BooksCulture

Book review: Albert Cossery’s ‘The Jokers’

Set in a nameless Egyptian city in the early 1960s, “The Jokers” (NYRB 2010) is a ruthless send-up of power, corruption and ambition, as found in government institutions as well as revolutionary cabals. Yet if it’s satire, it belongs to a peculiar and oblique breed; its presumed targets, the centralizing Nasser government and its traditional revolutionary opponents, seem strangely faceless — stock, almost cartoonish abstracts rather than concrete figures embroiled in the religious and social upheaval of that era.
 
Part of this could be explained by the background of the author. Born a Greek Orthodox Christian in Cairo just before World War I, Albert Cossery attended French schools, where he developed a taste for surrealism and other trappings of the Western European avant-garde. This education placed him outside of not only his native land but also his own family – his mother was illiterate and his father read very little.

At the end of World War II, Cossery settled in Paris, in a Latin Quarter hotel that would remain his residence until his death in 2008 at the age of 94. Yet from this accommodating and distant perch, Cossery remained fixated on his native land, setting all but one of his novels in Egypt.

“The Jokers,” written in 1964 and newly translated into English, takes place in a city (that many identify as Alexandria), beset by a new governor bent on consolidating his power. In the opening chapter, we learn that the government has begun campaigning to rid the streets of beggars, prostitutes, peddlers “and other minor scofflaws.” Cossery writes of the governor, “He talked about the streets as if they were people,” showing a keen appreciation for the peculiarities of the authoritarian mind.
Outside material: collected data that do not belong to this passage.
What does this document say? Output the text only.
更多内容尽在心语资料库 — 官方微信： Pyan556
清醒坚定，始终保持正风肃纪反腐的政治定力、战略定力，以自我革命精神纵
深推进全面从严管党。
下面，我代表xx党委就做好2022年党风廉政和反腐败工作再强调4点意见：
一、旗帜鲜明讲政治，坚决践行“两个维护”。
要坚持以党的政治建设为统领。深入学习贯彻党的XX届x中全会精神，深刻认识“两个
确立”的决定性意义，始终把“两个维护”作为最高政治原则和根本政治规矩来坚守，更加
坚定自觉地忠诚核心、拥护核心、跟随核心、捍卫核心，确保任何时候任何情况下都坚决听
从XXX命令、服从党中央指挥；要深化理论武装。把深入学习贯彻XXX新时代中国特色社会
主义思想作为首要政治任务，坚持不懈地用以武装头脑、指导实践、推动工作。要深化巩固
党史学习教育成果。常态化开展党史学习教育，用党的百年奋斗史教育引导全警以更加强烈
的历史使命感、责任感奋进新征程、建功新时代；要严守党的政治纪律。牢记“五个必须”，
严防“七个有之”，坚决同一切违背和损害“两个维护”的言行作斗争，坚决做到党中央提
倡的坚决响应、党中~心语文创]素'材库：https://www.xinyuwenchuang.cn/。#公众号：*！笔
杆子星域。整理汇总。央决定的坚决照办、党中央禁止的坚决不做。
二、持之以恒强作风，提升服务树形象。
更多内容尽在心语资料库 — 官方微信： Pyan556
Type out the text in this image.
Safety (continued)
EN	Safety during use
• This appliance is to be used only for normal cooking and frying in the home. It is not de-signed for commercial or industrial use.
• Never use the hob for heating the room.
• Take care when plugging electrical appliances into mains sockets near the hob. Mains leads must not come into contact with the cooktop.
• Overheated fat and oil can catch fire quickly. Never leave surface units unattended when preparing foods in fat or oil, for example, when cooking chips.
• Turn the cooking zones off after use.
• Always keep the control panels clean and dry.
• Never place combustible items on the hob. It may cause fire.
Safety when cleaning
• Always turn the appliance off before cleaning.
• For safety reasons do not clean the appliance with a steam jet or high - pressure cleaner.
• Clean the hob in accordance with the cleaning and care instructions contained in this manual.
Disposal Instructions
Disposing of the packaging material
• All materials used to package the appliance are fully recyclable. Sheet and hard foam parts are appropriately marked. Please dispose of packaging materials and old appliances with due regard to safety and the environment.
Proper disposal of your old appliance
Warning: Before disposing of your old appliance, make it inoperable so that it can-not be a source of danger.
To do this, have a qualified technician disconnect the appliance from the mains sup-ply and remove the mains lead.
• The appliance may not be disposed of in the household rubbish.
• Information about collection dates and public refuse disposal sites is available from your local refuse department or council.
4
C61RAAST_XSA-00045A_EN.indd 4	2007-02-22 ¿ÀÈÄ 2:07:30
Opposing this nascent autocrat is a band of unusual freedom fighters: Karim, a young kite-maker and former political prisoner, Khaled Omar, a wealthy and illiterate businessman who got his start in the black market, and Heykal, the mastermind, a minor landlord dedicated to undermining authority. But these rebels aren’t socially conscious soldiers struggling for a noble cause, nor are they fanatics obsessed with a new world order. They aim to merely topple authority through mockery and curious public stunts. In the opening scene, a dummy beggar built by Karim and deposited in the public square attracts the ire and boots of a local policeman. Later, the group plasters over-the-top, pro-government propaganda all over the town, essentially embarrassing the top brass into submission.   

It’s here we begin to realize another reason for Cossery’s odd detachment. His  protagonists don’t see the government as a particular threat, as an agent of specific, odious policies. To them, all government, regardless of nationality, creed or bureaucratic makeup, is the same: rotten to the core. The world is an “eternal fraud” full of “madmen and thieves.”  Power is endless exploitation, a house of cards eternally rebuilt on fear, ignorance and oppression. The only sane response is to expose this brutal truth while at the same time wallowing in its crapulence. “The thought of a whole society given over to sheer bloody-minded rapacity gave him limitless pleasure,” is a fairly typical line.

It’s hard not to detect a distinct whiff of French existentialism in these awakened, bleakly ironic men, and indeed this slender, amoral novel often reads like Dostoevsky’s “The Possessed” as reimagined by Jean-Luc Godard. Societal context is largely absent, and we hear next to nothing about religion or the humdrum undercurrents of daily life.

The nature of the  government is thus merely sketched–an unchanging police force propping up a grasping and pompous upper class and lurking in back of it all, barely visible, the army. “The Jokers” points more toward the French unrest and street theatrics of 1968 more than it does the Six-Day War, which was already an enormous source of embryonic tension in the Egypt of 1964.

Politically engaged readers of any stripe may well find “The Jokers” disquieting or even irritating – the one character concerned with justice, (a word that appears only once in the book) Taher, a committed leftist revolutionary and former colleague of Karim’s, is painted as deluded, self-serious and slightly ridiculous. Although he is known for carrying a bomb with him everywhere he goes, when we first meet him, he’s instead toting his shoes to the cobbler.

Yet if Cossery’s distance from the world that he’s writing about can be overly extreme, it can also result in some astoundingly wicked comedy. A conversation between a downtrodden policeman and Karim, about the latter’s more traditional revolutionary past, brims with dark and ludicrous farce:

 “’I’ll tell you in all frankness that I look up to the current government the way I look up to my own father. What more can I say to show my respect?’”

 ‘Since you brought it up, where is your father?’

‘He’s dead,’ Karim replied.”

In a world full of such hilariously twisted power relations (at the end of the interrogation, the policeman grudgingly buys a kite from Karim), verisimilitude is beside the point.